Unlike the crude extract and its n-butanol fraction, the chloroform fraction increased urine output at only the highest dose employed and failed to show appreciable electrolyte excretion. The observed difference in pharmacological response might be due to differential distribution of active phytoconsituents in the extract as well as its fractions.
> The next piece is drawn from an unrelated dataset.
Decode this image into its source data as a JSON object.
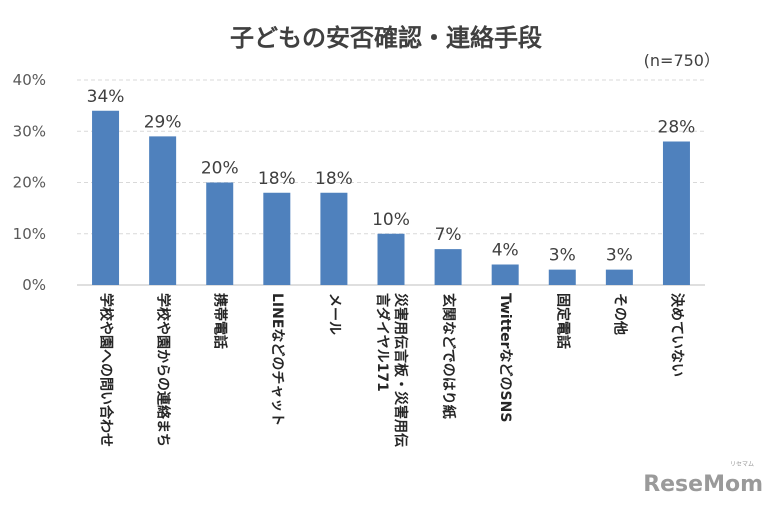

Na+/K+ appears to be translatable biomarker of mineralocorticoid receptor (MR) antagonism following administration of single or multiple doses of compounds where in MR blockade causes an increase in urinary Na+/K+ in rats [18]. Na+/K+ is also an important indicator of natriuresis as sodium is considered an important external factor responsible for primary hypertension as well as water retention [16]. Beside serving as an indicator of a good natriuretic activity, a Na+/K+ ratio of >2 also shows the ability of the test substance to excrete more large sodium ion than potassium ion which is a very essential quality for a good diuretic [19]. Whereas values >10 indicate a potassium sparing activity which was not seen in all test substances including the thiazide reference drug in this study.
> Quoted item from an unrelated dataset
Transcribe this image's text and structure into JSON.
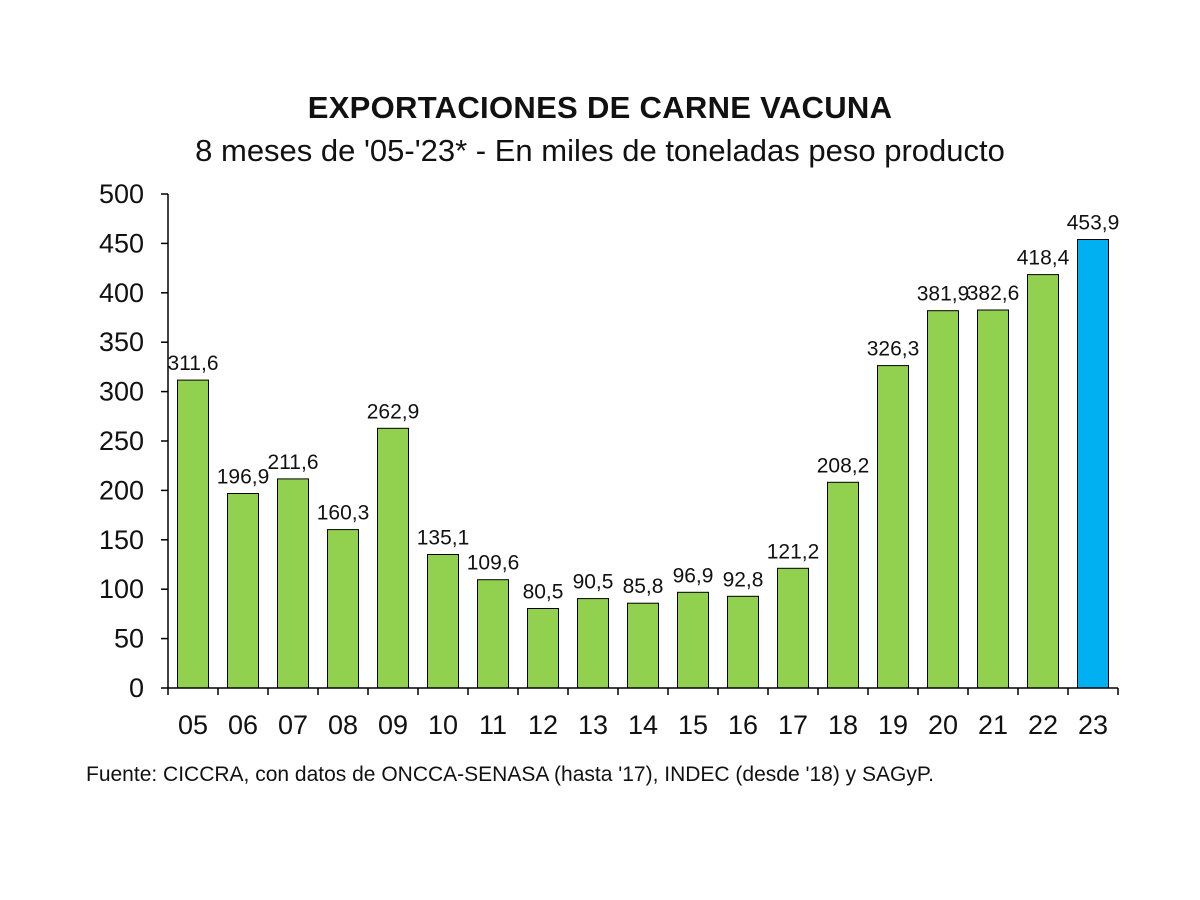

The essential oil of the leaves of T. serrulatus were found to contain p-cymene (13%), gamma-terpinene (13%) and thymol (49%) as major components [20]. Moreover, the phytochemical screening of the powdered dried leaves of T. serrulatus , revealed the presence of polyphenols, alkaloids, tannins, saponnins and phytosterols [21]. Phytoconstituents such as theobromine (alkaloid) [22], 2 (Aminomethyl) phenols [23] are known for their appreciable diuretic activity. While it is impossible to predict the phytoconstituents responsible for the observed diuretic activity of T. serrulatus , it can be suggested that its diverse content of polar phytoconstituents such as phenolic compounds might be responsible for the perceived response of the n- butanol fraction in mice.
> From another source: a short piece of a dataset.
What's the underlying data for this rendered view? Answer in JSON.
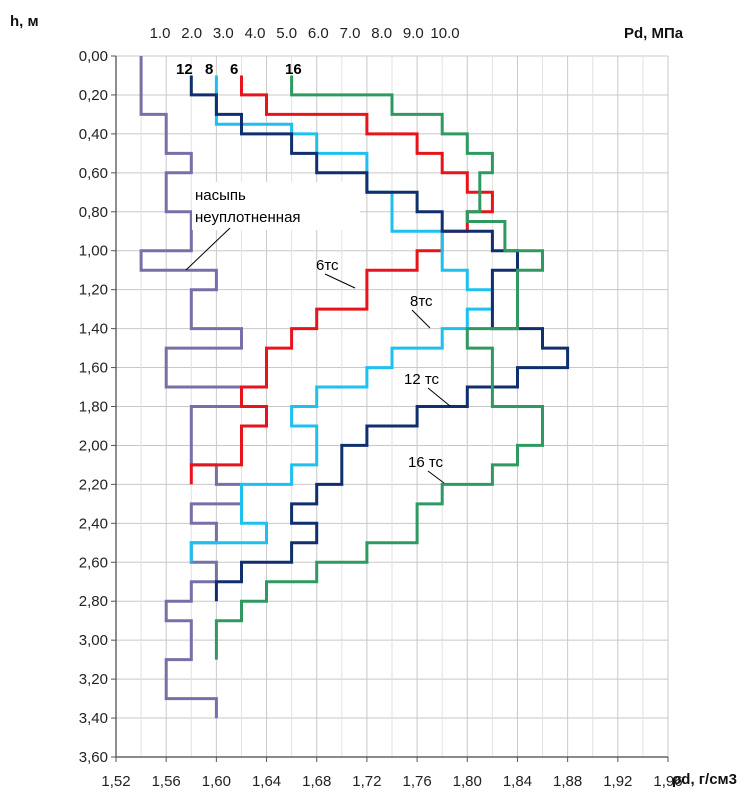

In the light of the outcome of this study, it is reasonable to infer that the 80% methanol crude extract of the leaves of T. serrulatus and its nbutanol fraction have a diuretic spectrum similar to that of the standard diuretic, HCTZ, which correlates well with the traditional use of the plant in the treatment of renal disorders and hypertension. However, further studies have to be pursued to come up with the possible mechanism/s of diuretic action and the active component responsible for the diuretic action.
The authors are thankful for the financial support provided by School of Graduate Studies of Addis Ababa University and Ministry of Finance and Economic Development through Ethiopian Public Health Institute. We also would like to thank the staff of the Traditional and Modern Medicine Research Directorate for their assistance during the study.